-
Notifications
You must be signed in to change notification settings - Fork 270
Description
Summary
Opening a NetCDF file with mode="w" that is locked by another process:
- Raises
PermissionError(expected) - Simultaneously truncates the target file to 0 bytes (data corruption!)
I.e., data is permanently lost when trying to opening a locked file, even though the operation "failed."
Expected Behavior
nc.Dataset(filename, mode="w") should either:
- Succeed completely and overwrite the file, OR
- Fail cleanly without modifying the existing file
Reproduction Steps
The bug can be reproduced when working on the same dataset from multiple sessions.

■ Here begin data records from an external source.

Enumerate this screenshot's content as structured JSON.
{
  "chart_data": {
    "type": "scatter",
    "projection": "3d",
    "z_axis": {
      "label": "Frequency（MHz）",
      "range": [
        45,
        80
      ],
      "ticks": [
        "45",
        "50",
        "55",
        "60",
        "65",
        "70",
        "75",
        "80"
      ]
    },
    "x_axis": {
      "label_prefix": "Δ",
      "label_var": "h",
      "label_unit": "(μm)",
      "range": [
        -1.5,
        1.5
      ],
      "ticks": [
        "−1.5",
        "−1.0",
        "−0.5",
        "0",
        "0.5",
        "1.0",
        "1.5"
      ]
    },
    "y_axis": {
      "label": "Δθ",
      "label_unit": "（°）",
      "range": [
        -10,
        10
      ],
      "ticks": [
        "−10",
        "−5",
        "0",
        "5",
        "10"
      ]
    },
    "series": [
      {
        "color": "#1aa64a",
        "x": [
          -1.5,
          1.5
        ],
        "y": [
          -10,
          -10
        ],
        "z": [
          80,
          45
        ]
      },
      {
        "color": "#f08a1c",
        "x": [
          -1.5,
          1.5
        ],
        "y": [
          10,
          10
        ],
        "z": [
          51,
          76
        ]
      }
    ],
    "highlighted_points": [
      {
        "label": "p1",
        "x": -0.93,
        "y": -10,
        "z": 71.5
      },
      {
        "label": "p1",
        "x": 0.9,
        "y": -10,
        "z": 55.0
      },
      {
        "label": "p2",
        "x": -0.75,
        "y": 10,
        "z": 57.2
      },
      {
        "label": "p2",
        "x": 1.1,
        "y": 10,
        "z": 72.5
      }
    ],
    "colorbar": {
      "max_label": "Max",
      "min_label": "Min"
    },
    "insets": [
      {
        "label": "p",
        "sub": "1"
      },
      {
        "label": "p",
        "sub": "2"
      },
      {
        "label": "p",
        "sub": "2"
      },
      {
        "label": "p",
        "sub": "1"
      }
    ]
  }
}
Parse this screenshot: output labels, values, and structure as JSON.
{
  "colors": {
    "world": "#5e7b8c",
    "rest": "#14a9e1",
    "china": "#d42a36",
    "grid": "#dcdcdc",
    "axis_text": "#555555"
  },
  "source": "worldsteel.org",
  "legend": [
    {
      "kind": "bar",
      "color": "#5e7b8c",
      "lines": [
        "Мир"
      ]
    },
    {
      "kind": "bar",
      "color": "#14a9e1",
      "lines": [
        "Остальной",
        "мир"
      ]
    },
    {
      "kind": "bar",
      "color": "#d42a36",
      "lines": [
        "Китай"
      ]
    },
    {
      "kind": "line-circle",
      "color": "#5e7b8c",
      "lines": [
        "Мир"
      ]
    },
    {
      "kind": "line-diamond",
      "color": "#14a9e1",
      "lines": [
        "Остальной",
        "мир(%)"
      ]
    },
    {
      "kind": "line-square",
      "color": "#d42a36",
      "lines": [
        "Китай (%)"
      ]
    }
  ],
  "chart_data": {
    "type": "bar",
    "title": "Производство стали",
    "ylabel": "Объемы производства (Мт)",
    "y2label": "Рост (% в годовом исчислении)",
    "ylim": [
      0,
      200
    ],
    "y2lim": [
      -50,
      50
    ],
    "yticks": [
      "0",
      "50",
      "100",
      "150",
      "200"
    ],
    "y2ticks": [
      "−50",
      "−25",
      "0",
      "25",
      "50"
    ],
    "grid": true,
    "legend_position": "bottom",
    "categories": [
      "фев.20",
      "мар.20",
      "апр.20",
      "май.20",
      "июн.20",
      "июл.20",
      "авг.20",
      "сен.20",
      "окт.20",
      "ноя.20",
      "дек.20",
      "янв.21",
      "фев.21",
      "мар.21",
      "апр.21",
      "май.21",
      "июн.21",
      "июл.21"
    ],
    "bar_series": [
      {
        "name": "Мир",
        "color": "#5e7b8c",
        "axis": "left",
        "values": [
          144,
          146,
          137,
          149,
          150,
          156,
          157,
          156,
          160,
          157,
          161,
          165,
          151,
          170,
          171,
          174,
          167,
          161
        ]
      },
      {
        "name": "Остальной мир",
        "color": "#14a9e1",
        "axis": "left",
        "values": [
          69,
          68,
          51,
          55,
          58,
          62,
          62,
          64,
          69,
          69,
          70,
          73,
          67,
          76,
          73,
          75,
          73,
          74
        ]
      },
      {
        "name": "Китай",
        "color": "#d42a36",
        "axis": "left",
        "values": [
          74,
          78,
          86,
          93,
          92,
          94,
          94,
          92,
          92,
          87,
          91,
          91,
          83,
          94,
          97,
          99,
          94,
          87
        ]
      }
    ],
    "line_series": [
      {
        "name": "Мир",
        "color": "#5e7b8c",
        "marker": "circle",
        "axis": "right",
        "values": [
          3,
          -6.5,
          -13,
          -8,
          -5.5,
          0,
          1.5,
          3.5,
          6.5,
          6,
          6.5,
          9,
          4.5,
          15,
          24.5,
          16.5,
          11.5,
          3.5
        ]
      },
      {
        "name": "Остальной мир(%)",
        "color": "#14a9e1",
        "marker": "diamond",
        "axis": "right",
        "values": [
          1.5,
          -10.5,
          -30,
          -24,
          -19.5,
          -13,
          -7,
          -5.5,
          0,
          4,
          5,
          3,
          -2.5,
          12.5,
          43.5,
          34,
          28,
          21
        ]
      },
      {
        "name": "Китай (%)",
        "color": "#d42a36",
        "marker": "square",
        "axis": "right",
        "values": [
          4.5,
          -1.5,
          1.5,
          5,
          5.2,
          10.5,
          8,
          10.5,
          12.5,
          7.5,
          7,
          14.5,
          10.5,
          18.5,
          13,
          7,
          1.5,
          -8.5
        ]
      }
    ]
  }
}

E.g. with two Jupyter notebooks. (A and B in the test below)
# Setup: Jupyter notebook A
import netCDF4 as nc
import numpy as np
import os
# Create initial test file
ds = nc.Dataset("test.nc", "w")
ds.createDimension("x", 10)
var = ds.createVariable("data", "f8", ("x",))
var[:] = np.random.rand(10)
ds.close()
print(f"Original file size: {os.path.getsize('test.nc')} bytes")Output:
Original file size: 6224 bytes
Reproduce the bug:
# Step 1: Jupyter Notebook B: Open file in read mode (simulates file lock from another process)
ds_read = nc.Dataset("test.nc", "r") # Keep this open
# Step 2: BACK TO A: Try to overwrite from different process/session
try:
ds_write = nc.Dataset("test.nc", "w") # This should fail cleanly
except PermissionError as e:
print(f"Got expected error: {e}")
print(f"File size after error: {os.path.getsize('test.nc')} bytes") # Shows 0!The output shows indeed 0 bytes. The file has been truncated!
Got expected error: [Errno 13] Permission denied: 'test_ds.nc'
File size after error: 0 bytes
# Step 3: (Optional, the bug already happened) in B, close the read handle
ds_read.close()
# Step 4: Try to read the original file
try:
damaged = nc.Dataset("test.nc", "r")
except Exception as e:
print(f"{e}")
Output:
[Errno -51] NetCDF: Unknown file format
Impact
This bug makes netcdf4-python unsafe for concurrent access scenarios and multi-user environments. In my case, this was a jupyter notebook workflow where files may be accessed from multiple kernels.
I think this is a nasty bug as users lose their work even though the operation reported failure. I understand that locked file cannot be opened, obviously, but this should not erase the locked file (by the way why does this happen?).
Notice also that the message from Errno -51 can be (is) confusing: it suggests problems with the the file format, where people think "what can be wrong with the format? I'm working with netCDF as usual..." (one conflates the format with the file extension).
The actual problem is that there is nothing in the file, but this is caused by unforseen file truncation... adding to pre-existing confusion.
Environment Details
OS: Windows 11
Python: 3.13.2
netcdf4-python version: 1.7.2
NetCDF C library version: 4.9.2
Context: Occurs in Jupyter notebook environments with concurrent access. Not tested assumption this might happen for concurrent accesses in general.
History
This was originally reported in xarray (pydata/xarray#10679) but traced back to netcdf4-python as the root cause.
Suggested Fix
The file should not be modified if one does not have write access. Things that come to mind:
- Check file permissions before truncation
- Use atomic write operations (write to temp file, then rename)
- Fail immediately on permission errors without modifying the target file
(Bonus) Final comment/Question
It is unclear to me why the file is truncated even though it cannot be accessed (we do get a PermissionError!). Why does this happen?